This recipe is best with
Recipe Ingredient
- Cheese filling
- Ingredients (A)
- 2 tbsp fresh cream
- 50ml UHT milk
- 70g Philadelphia cream cheese, softened at room temperature
- 2 egg yolks
- 1 tsp lemon juice
- Ingredients (B)
- 200ml water
- 60g sugar
- 1 ½ tsp agar-agar powder
- Jelly egg yolk
- 1 tsp agar-agar powder
- 2 tbsp sugar
- 200ml water
- 1 tbsp evaporated milk
- 1/8 tsp yellow food colouring
- Marble jelly skin
- Ingredients (C)
- 800ml water
- 125g sugar
- 2 ¼ tbsp agar-agar powder
- 1 pandan leaf, knotted
- 2 tbsp evaporated milk
- 100ml thick coconut milk
- 1/8 tsp salt
- Red dragon fruit portion
- 50g red dragon fruit, chopped and blended into a puree
- White dragon fruit portion
- 100g white dragon fruit, diced and blend into a puree
Instructions
- To prepare jelly egg yolk: Combine water, sugar and agar-agar powder in a small saucepan and bring to a boil until sugar dissolves. Add evaporated milk. Stir and bring to a boil.
- Pour jelly mixture into a ball ice-cube tray. Cover the tray and place a heavy object over to keep the cover in place. Leave to set completely. When set, loosen the balls of jelly and keep aside.
- For the cheese filling: Combine fresh cream, UHT milk, cream cheese, egg yolks and lemon juice in a bowl. Lightly beat up with a hand whisk.
- Bring water, sugar and agar-agar powder to a boil until sugar has dissolved. Stir in the cream cheese mixture to mix.
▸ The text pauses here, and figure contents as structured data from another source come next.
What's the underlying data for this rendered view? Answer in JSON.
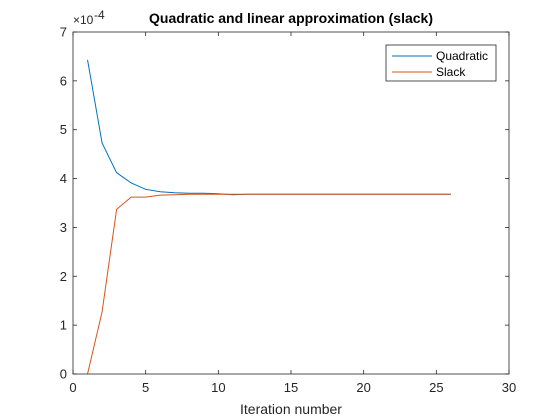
{
  "chart_data": {
    "type": "line",
    "title": "Quadratic and linear approximation (slack)",
    "xlabel": "Iteration number",
    "ylabel": "",
    "xlim": [
      0,
      30
    ],
    "ylim": [
      0,
      7
    ],
    "y_exponent_label": "×10",
    "y_exponent_power": "-4",
    "x_ticks": [
      0,
      5,
      10,
      15,
      20,
      25,
      30
    ],
    "y_ticks": [
      0,
      1,
      2,
      3,
      4,
      5,
      6,
      7
    ],
    "grid": false,
    "legend": "top-right",
    "series": [
      {
        "name": "Quadratic",
        "color": "#0072BD",
        "x": [
          1,
          2,
          3,
          4,
          5,
          6,
          7,
          8,
          9,
          10,
          11,
          12,
          13,
          14,
          15,
          16,
          17,
          18,
          19,
          20,
          21,
          22,
          23,
          24,
          25,
          26
        ],
        "y": [
          6.43,
          4.73,
          4.12,
          3.91,
          3.78,
          3.73,
          3.71,
          3.7,
          3.7,
          3.69,
          3.67,
          3.68,
          3.68,
          3.68,
          3.68,
          3.68,
          3.68,
          3.68,
          3.68,
          3.68,
          3.68,
          3.68,
          3.68,
          3.68,
          3.68,
          3.68
        ]
      },
      {
        "name": "Slack",
        "color": "#D95319",
        "x": [
          1,
          2,
          3,
          4,
          5,
          6,
          7,
          8,
          9,
          10,
          11,
          12,
          13,
          14,
          15,
          16,
          17,
          18,
          19,
          20,
          21,
          22,
          23,
          24,
          25,
          26
        ],
        "y": [
          0.0,
          1.27,
          3.37,
          3.62,
          3.62,
          3.66,
          3.67,
          3.68,
          3.68,
          3.68,
          3.68,
          3.68,
          3.68,
          3.68,
          3.68,
          3.68,
          3.68,
          3.68,
          3.68,
          3.68,
          3.68,
          3.68,
          3.68,
          3.68,
          3.68,
          3.68
        ]
      }
    ]
  }
}
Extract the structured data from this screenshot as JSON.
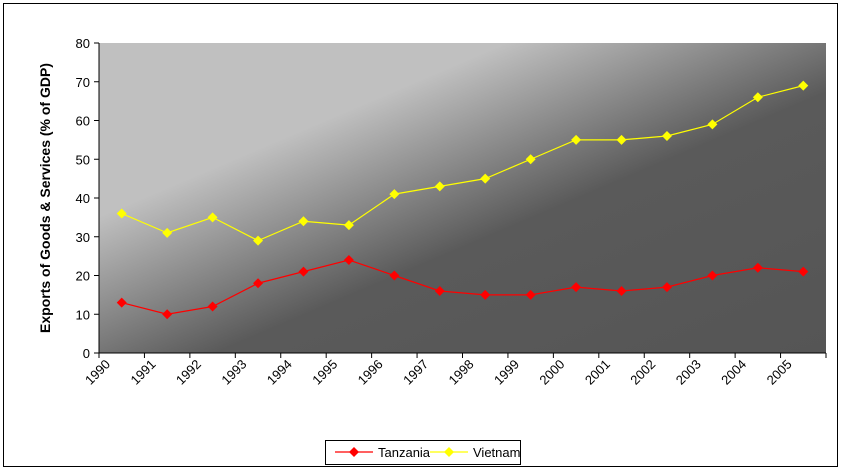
{
  "chart_data": {
    "type": "line",
    "y_label": "Exports of Goods & Services (% of GDP)",
    "categories": [
      "1990",
      "1991",
      "1992",
      "1993",
      "1994",
      "1995",
      "1996",
      "1997",
      "1998",
      "1999",
      "2000",
      "2001",
      "2002",
      "2003",
      "2004",
      "2005"
    ],
    "series": [
      {
        "name": "Tanzania",
        "color": "#ff0000",
        "values": [
          13,
          10,
          12,
          18,
          21,
          24,
          20,
          16,
          15,
          15,
          17,
          16,
          17,
          20,
          22,
          21
        ]
      },
      {
        "name": "Vietnam",
        "color": "#ffff00",
        "values": [
          36,
          31,
          35,
          29,
          34,
          33,
          41,
          43,
          45,
          50,
          55,
          55,
          56,
          59,
          66,
          69
        ]
      }
    ],
    "ylim": [
      0,
      80
    ],
    "yticks": [
      0,
      10,
      20,
      30,
      40,
      50,
      60,
      70,
      80
    ],
    "legend": "bottom"
  }
}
- Remove mixture from heat once the mixture starts to bubble. Pour mixture into round tart moulds.
- Drop a jelly yolk in the centre of each mould and leave to set completely.
- To prepare marble jelly skin: Combine ingredients (C) together and bring to a boil. Reduce the heat and add in coconut milk and evaporated milk and salt. Stir well to mix.
- Divide mixture into three equal portions. Mix red dragon fruit puree with one portion and mix white dragon fruit puree to the other two portions.
- To assemble the mooncake: Pour a 1/2 cm layer of white jelly mixture into a plastic mould and leave aside for 10 seconds.
- Scoop a tablespoon of the red portion of the jelly mixture and gradually pour into the white portion to create a marble effect.
- Place a prepared cream cheese filling in the centre of mould and top up with a mixture of marble jelly skin mixture (white and red portions).
- Leave aside to set completely before chilling in the refrigerator for 30–35 minutes.
- Loosen the jelly mooncake from mould when set, and keep refrigerated until ready to serve.